Colorado’s current mandated reporting law requires individuals in nearly 40 professions ranging from veterinarians to pastors to report suspected abuse to the state or law enforcement.
But the law is mum on institutional reporting, which has allowed various employers to come up with a hodgepodge of internal policies for employees who attempt to report abuse. Some employees come away with the impression that reporting their personal suspicions to a supervisor fulfills their legal duty to report abuse — but that’s not clear in the law.
Institutional reporting is happening, Villafuerte said, just without any guardrails in the law for how it should be handled.
“If you look at other state laws, which I’ve done, they are very clear that to the extent an employee must report to a supervisor or head administrator, the role of the facility at that point is to support the employee, not change their mind,” she said.

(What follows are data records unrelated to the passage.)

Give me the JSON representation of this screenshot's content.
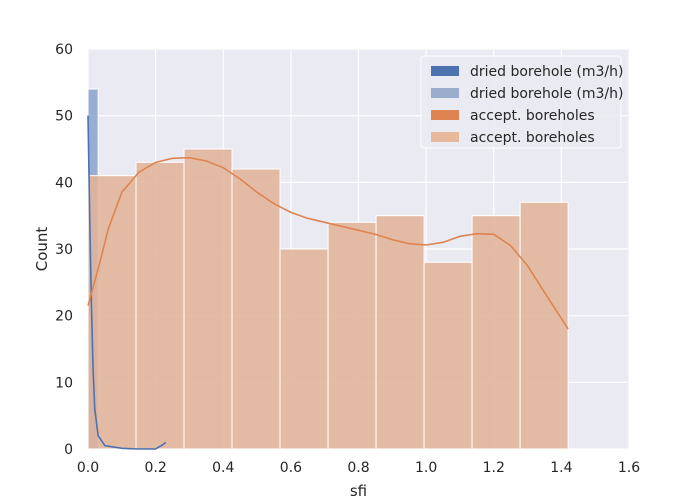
{
  "chart_data": {
    "type": "bar",
    "xlabel": "sfi",
    "ylabel": "Count",
    "xlim": [
      0,
      1.6
    ],
    "ylim": [
      0,
      60
    ],
    "xticks": [
      0.0,
      0.2,
      0.4,
      0.6,
      0.8,
      1.0,
      1.2,
      1.4,
      1.6
    ],
    "yticks": [
      0,
      10,
      20,
      30,
      40,
      50,
      60
    ],
    "xtick_labels": [
      "0.0",
      "0.2",
      "0.4",
      "0.6",
      "0.8",
      "1.0",
      "1.2",
      "1.4",
      "1.6"
    ],
    "ytick_labels": [
      "0",
      "10",
      "20",
      "30",
      "40",
      "50",
      "60"
    ],
    "grid": true,
    "legend_position": "top-right",
    "legend": [
      {
        "label": "dried borehole (m3/h)",
        "kind": "line",
        "color": "#4c72b0"
      },
      {
        "label": "dried borehole (m3/h)",
        "kind": "bar",
        "color": "#9aaccc"
      },
      {
        "label": "accept. boreholes",
        "kind": "line",
        "color": "#dd8452"
      },
      {
        "label": "accept. boreholes",
        "kind": "bar",
        "color": "#e8b89d"
      }
    ],
    "series": [
      {
        "color": "#4c72b0",
        "bins": [
          [
            0.0,
            0.03,
            54
          ]
        ],
        "kde": [
          [
            0.0,
            50
          ],
          [
            0.005,
            35
          ],
          [
            0.01,
            22
          ],
          [
            0.015,
            12
          ],
          [
            0.02,
            6
          ],
          [
            0.03,
            2
          ],
          [
            0.05,
            0.5
          ],
          [
            0.1,
            0.1
          ],
          [
            0.15,
            0.0
          ],
          [
            0.2,
            0.0
          ],
          [
            0.22,
            0.6
          ],
          [
            0.23,
            1.0
          ]
        ]
      },
      {
        "color": "#dd8452",
        "bins": [
          [
            0.0,
            0.142,
            41
          ],
          [
            0.142,
            0.284,
            43
          ],
          [
            0.284,
            0.426,
            45
          ],
          [
            0.426,
            0.568,
            42
          ],
          [
            0.568,
            0.71,
            30
          ],
          [
            0.71,
            0.852,
            34
          ],
          [
            0.852,
            0.994,
            35
          ],
          [
            0.994,
            1.136,
            28
          ],
          [
            1.136,
            1.278,
            35
          ],
          [
            1.278,
            1.42,
            37
          ]
        ],
        "kde": [
          [
            0.0,
            21.5
          ],
          [
            0.03,
            27
          ],
          [
            0.06,
            33
          ],
          [
            0.1,
            38.5
          ],
          [
            0.15,
            41.5
          ],
          [
            0.2,
            43
          ],
          [
            0.25,
            43.6
          ],
          [
            0.3,
            43.7
          ],
          [
            0.35,
            43.2
          ],
          [
            0.4,
            42.2
          ],
          [
            0.45,
            40.5
          ],
          [
            0.5,
            38.5
          ],
          [
            0.55,
            36.8
          ],
          [
            0.6,
            35.5
          ],
          [
            0.65,
            34.6
          ],
          [
            0.7,
            34
          ],
          [
            0.75,
            33.4
          ],
          [
            0.8,
            32.8
          ],
          [
            0.85,
            32.2
          ],
          [
            0.9,
            31.4
          ],
          [
            0.95,
            30.8
          ],
          [
            1.0,
            30.6
          ],
          [
            1.05,
            31
          ],
          [
            1.1,
            31.9
          ],
          [
            1.15,
            32.3
          ],
          [
            1.2,
            32.2
          ],
          [
            1.25,
            30.5
          ],
          [
            1.3,
            27.5
          ],
          [
            1.35,
            23.5
          ],
          [
            1.42,
            18
          ]
        ]
      }
    ]
  }
}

Thirty-two states have procedures for institutional reporting on the books, according to a 2019 report by the U.S. Department of Health and Human Services. In nine states, mandated reporters at institutions must first directly report suspicions to the state’s child protective services, then notify their employer of the report. In another nine states, mandated reporters at institutions start by notifying the head of their institution, and that person is then required to make the report to child protective services.
In 17 states, the laws specifically make clear that “regardless of any policies within the organization, the mandatory reporter is not relieved of his or her responsibility to report,” according to the publication.
Colorado’s mandated reporting law also falls short in two other ways, Villafuerte’s report found. The law doesn’t give a definite window of time in which mandated reporters must pass their suspicions on to authorities — it just says such reports must be made “immediately,” which is open to interpretation. Other states set 24-, 36- or 48-hour windows for reporting, the brief said.
There’s also nothing in Colorado’s law that requires mandated reporters be notified of their obligations or trained on how to recognize abuse, Villafuerte said. Requiring professionals to go through a standardized, statewide training would better equip them to fulfill their obligations, she said.
“The truth is, this is not intuitive, it isn’t obvious when abuse and neglect occur,” she said. The signs and symptoms of abuse and neglect, while they can be outwardly very external, many times they are not.”